I have looked at several other related questions here, here, and here, and none of them have come across quite the same problem as me.
I am using Pandas version 0.16.2. I have several columns in a Pandas dataframe, of dtype datetime64[ns]:
In [6]: date_list = ["SubmittedDate","PolicyStartDate", "PaidUpDate", "MaturityDate", "DraftDate", "CurrentValuationDate", "DOB", "InForceDate"]
In [11]: data[date_list].head()
Out[11]:
SubmittedDate PolicyStartDate PaidUpDate MaturityDate DraftDate \
0 NaT 2002-11-18 NaT 2041-03-04 NaT
1 NaT 2015-01-13 NaT NaT NaT
2 NaT 2014-10-15 NaT NaT NaT
3 NaT 2009-08-27 NaT NaT NaT
4 NaT 2007-04-19 NaT 2013-10-01 NaT
CurrentValuationDate DOB InForceDate
0 2015-04-30 1976-03-04 2002-11-18
1 NaT 1949-09-27 2015-01-13
2 NaT 1947-06-15 2014-10-15
3 2015-07-30 1960-06-07 2009-08-27
4 2010-04-21 1950-10-01 2007-04-19
These were originally in string format (e.g. '1976-03-04') which I converted to datetime objects using:
In [7]: for datecol in date_list:
...: data[datecol] = pd.to_datetime(data[datecol], coerce=True, errors = 'raise')
Here are the dtypes for each of these columns:
In [8]: for datecol in date_list:
print data[datecol].dtypes
returns:
datetime64[ns]
datetime64[ns]
datetime64[ns]
datetime64[ns]
datetime64[ns]
datetime64[ns]
datetime64[ns]
datetime64[ns]
So far, so good. But what I want to do is create a new column for each of these columns that gives the age in days (as an integer) from a certain date.
In [13]: current_date = pd.to_datetime("2015-07-31")
I first ran this:
In [14]: for i in date_list:
....: data[i+"InDays"] = data[i].apply(lambda x: current_date - x)
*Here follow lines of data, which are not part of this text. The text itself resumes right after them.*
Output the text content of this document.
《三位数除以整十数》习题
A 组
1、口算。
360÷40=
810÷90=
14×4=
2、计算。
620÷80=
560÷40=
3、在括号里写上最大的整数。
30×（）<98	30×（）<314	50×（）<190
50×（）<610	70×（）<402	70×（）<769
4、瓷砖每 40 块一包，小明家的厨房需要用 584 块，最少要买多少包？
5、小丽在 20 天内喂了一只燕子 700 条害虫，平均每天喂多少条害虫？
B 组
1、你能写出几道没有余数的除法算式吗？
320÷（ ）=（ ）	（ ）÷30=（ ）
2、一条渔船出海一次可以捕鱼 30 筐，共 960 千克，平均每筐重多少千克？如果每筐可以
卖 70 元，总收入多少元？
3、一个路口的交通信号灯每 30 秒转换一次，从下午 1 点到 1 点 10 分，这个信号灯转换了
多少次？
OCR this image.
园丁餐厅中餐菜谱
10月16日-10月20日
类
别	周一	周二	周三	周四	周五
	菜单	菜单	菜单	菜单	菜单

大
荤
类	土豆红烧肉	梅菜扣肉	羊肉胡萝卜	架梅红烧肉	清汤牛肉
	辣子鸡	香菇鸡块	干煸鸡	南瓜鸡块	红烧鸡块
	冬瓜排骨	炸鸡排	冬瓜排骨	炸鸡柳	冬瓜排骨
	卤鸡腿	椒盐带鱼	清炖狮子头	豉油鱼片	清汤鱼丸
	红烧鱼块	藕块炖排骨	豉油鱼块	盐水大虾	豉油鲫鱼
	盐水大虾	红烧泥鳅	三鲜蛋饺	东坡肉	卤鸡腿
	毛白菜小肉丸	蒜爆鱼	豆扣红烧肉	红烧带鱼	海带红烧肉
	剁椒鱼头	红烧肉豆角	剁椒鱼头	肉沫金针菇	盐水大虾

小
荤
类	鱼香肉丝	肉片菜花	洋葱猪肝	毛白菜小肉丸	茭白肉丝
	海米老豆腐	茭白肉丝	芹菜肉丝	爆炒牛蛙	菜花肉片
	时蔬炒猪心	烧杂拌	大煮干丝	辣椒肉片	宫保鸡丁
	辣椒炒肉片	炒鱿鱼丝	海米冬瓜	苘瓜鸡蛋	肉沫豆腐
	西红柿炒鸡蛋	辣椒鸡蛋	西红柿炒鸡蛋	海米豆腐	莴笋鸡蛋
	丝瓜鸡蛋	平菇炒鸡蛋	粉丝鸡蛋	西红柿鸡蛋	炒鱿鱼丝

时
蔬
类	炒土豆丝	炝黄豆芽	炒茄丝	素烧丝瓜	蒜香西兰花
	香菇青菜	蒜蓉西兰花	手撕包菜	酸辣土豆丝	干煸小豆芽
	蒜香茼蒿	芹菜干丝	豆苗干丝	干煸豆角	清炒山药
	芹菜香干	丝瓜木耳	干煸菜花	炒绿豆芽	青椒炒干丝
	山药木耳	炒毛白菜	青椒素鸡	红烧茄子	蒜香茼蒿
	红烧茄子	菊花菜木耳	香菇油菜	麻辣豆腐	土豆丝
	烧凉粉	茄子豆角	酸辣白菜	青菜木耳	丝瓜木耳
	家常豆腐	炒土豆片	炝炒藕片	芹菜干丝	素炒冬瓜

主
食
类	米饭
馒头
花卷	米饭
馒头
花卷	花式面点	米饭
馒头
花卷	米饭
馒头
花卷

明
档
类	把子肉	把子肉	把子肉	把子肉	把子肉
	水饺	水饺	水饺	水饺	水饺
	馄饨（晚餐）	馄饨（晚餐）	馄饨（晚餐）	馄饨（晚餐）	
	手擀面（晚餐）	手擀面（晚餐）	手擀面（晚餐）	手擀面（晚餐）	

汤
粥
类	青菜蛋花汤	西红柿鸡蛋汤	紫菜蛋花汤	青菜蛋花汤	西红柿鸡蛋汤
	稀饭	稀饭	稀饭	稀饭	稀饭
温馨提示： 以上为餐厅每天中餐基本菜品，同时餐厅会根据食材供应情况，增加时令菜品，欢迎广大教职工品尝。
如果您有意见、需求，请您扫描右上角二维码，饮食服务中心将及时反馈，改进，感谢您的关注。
However, when I check the dtype of the returned columns:
In [15]: for datecol in date_list:
....: print data[datecol + "InDays"].dtypes
I get these:
object
timedelta64[ns]
object
timedelta64[ns]
object
timedelta64[ns]
timedelta64[ns]
timedelta64[ns]
I don't know why three of them are objects, when they should be timedeltas. What I want to do next is:
In [16]: for i in date_list:
....: data[i+"InDays"] = data[i+"InDays"].dt.days
This approach works fine for the timedelta columns. However, since three of the columns are not timedeltas, I get this error:
AttributeError: Can only use .dt accessor with datetimelike values
I suspect that there are some values in those three columns that are preventing Pandas from converting them to timedeltas. I can't figure out how to work out what those values might be.